The frequencies of CT-scanning of the head and admissions to a hospital ward were lower than those reported in several previous studies [4, 8, 20]. The relatively high CT-scanning rate in these studies may to some extent be explained by the exclusion of patients with “trivial” head trauma from their study populations [4, 23]. An alternative explanation could be less liberal CT-scanning in the present study. Although the rate of CT-scans was comparably low in our study, it was still approximately eight times higher than the rate of ICI. The relatively high rate of negative CT-scans raises the question of whether it is possible to reduce the use of CT-scanning further as it is associated with a risk for future malignancies [9]. Hospital admission and clinical observation of the patients is an alternative and equally safe measure to CT-scans in cases deemed to have a low risk for ICI, but admission costs are higher than those of performing CT-scans and discharging patients early [24]. We argue that admission may be the ethically preferable option in cases where the risk for ICI is low but cannot be ruled out with certainty. One would expect the admission rate to be higher in our study to compensate for the relatively conservative use of CT-scans, but the admission rates were similar or lower compared to previous studies [4, 8, 20].

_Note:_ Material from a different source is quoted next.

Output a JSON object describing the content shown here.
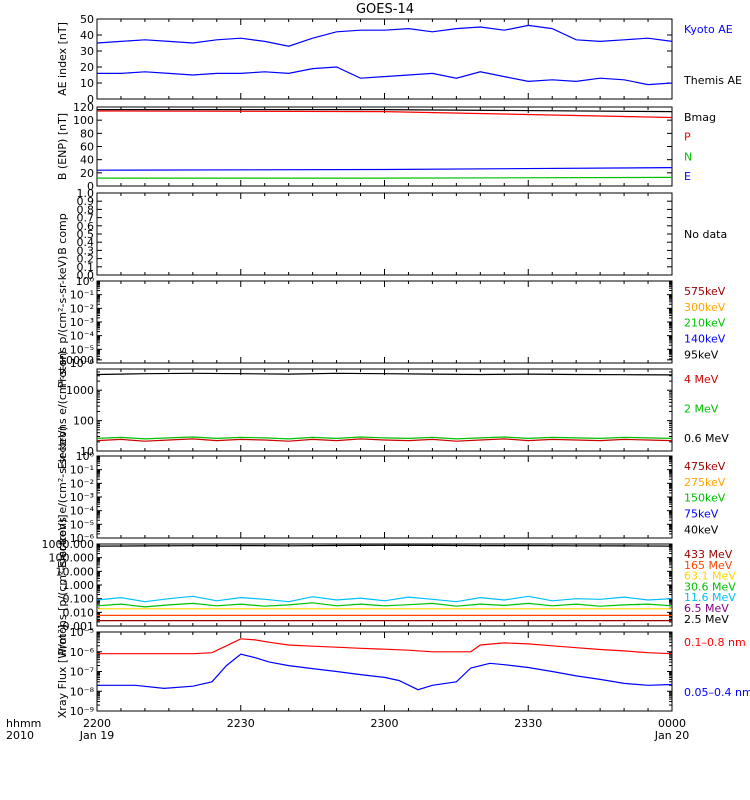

The rates of ICI and NI in the present study were lower than those reported in previous studies [4, 23]. A contributing factor to the differences could be that we included more patients with less severe trauma. It is also possible that the low rates of ICI observed in the present study may be due to the relatively low CT-scanning rates, where minor ICIs may have remained undiagnosed. Other possible reasons may be mandatory safety measures for children in Sweden leading to less severe injuries and the fact that the incidence of traffic accidents with and without injuries and fatalities is lower in Scandinavia compared with the rest of Europe and North America [22].

In comparison with children with IHT, the relative risks of undergoing CT-scans of the head to be admitted to a hospital ward or an ICU were significantly higher in patients with MHT. Similarly, the relative risk of ICI and NI was significantly higher in MHT patients. The higher frequency of CT-scans of the head is likely explained by the assumed higher levels of trauma energy that MHT patients commonly are exposed to. These observations suggest that children with MHT represent an entity distinct from that of patients with IHT. Consequently, to reduce the number of excessive CT-scans in patients with IHT, we believe it is important to have separate management strategies for children with MHT and IHT.

The retrospective nature of data collection is the most relevant limitation of the present study. There is a risk of information bias which prevents us from drawing more than cautious conclusions from this study. Despite our countermeasures, another limitation is using of five different data collectors and the associated risk for differences in interindividual data interpretation.


The rates of CT-scans and ICIs in this study were lower than that of previous studies, but no ICIs requiring interventions or resulting in deaths were missed. MHT patients had significantly higher rates of CT-scans, hospital admissions and ICIs than patients with IHT, indicating that they are separate entities that need to be managed using different guidelines to optimize the use of CT-scans.